Solopos.com, CARACAS - Mahkamah Agung Venezuela mencekal Presiden Sementara Juan Guaido dan membekukan rekening bank miliknya. Langkah itu diambil meski Amerika Serikat mengingatkan akan konsekuensi serius dari tindakan tersebut.

Dilansir Reuters, Rabu (30/1/2019), Jaksa pengadilan menyidik Guaido sebagai bentuk balasan atas sanksi keras yang djatuhkan AS terhadap perusahaan minyak Venezuela, PDVSA sebagaimana diumumkan pada Senin.

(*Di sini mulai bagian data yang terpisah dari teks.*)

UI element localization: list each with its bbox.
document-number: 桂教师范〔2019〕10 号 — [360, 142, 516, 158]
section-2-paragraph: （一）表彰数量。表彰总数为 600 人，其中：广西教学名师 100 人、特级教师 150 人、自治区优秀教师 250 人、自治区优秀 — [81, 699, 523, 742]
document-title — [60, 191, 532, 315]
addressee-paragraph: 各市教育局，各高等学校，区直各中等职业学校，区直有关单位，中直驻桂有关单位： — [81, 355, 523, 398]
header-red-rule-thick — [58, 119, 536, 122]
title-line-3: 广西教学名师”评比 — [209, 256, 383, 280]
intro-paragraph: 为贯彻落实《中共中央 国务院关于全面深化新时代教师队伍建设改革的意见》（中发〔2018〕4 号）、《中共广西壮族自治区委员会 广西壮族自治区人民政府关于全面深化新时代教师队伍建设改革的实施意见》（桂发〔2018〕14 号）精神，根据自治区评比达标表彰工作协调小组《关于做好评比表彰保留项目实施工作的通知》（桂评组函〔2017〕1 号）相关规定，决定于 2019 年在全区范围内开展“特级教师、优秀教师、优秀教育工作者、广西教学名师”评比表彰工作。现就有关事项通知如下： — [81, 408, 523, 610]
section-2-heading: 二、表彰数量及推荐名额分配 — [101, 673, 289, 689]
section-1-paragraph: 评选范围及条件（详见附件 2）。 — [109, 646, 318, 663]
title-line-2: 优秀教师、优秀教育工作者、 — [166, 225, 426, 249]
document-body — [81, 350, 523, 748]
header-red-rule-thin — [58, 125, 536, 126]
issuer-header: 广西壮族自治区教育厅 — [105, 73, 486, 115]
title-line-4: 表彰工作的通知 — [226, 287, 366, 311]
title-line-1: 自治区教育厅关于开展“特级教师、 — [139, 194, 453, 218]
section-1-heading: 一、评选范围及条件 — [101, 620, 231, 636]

Ketua Mahkamah Agung Venezuela, Maikel Moreno mengatakan Guaido dilarang ke luar negeri karena sedang menjadi target penyelidikan. "[Juan Guaido] dilarang meninggalkan negara hingga akhir masa penyelidikan (karena) menyebabkan ancaman terhadap perdamaian negara," ujar Moreno.

Keputusan itu diambil tak lama setelah Jaksa Agung Venezuela, Tarek William Saab, meminta Mahkamah Agung mencekal dan membekukan aset Guaido.

Menurut Saab, permintaan itu merupakan bagian dari penyelidikan atas badan parlemen Venezuela yang juga dipimpin Guaido. Permintaan itu diajukan setelah Amerika Serikat menyatakan telah memindahkan kendali akun-akun Venezuela di bank AS ke Guaido untuk menghindari penyalahgunaan oleh Presiden Nicolas Maduro yang sudah didesak mundur.

Guaido Juga mengatakan bahwa dia akan mengambil alih aset Venezuela di luar negeri agar Maduro tidak mengurasnya. Dia pun mengaku tidak terkejut dengan permintaan Saab sebagai loyalis Maduro untuk mencekal dan membekukan asetnya. "Hanya ancaman baru bagi saya, bagi parlemen, bagi petugas pelaksana presiden republik ini. Tak ada yang baru," ujar Guaido di hadapan Majelis Nasional.

Guaido mendeklarasikan diri sebagai presiden interim pada 23 Januari lalu, di tengah demonstrasi anti-Maduro besar-besaran di berbagai penjuru Venezuela.

Selain AS, Guaido juga mendapatkan dukungan dari sejumlah negara lain, seperti Kanada, Brasil, Chile, dan Australia. Sementara itu, Maduro masih didukung oleh Rusia, Turki, dan China.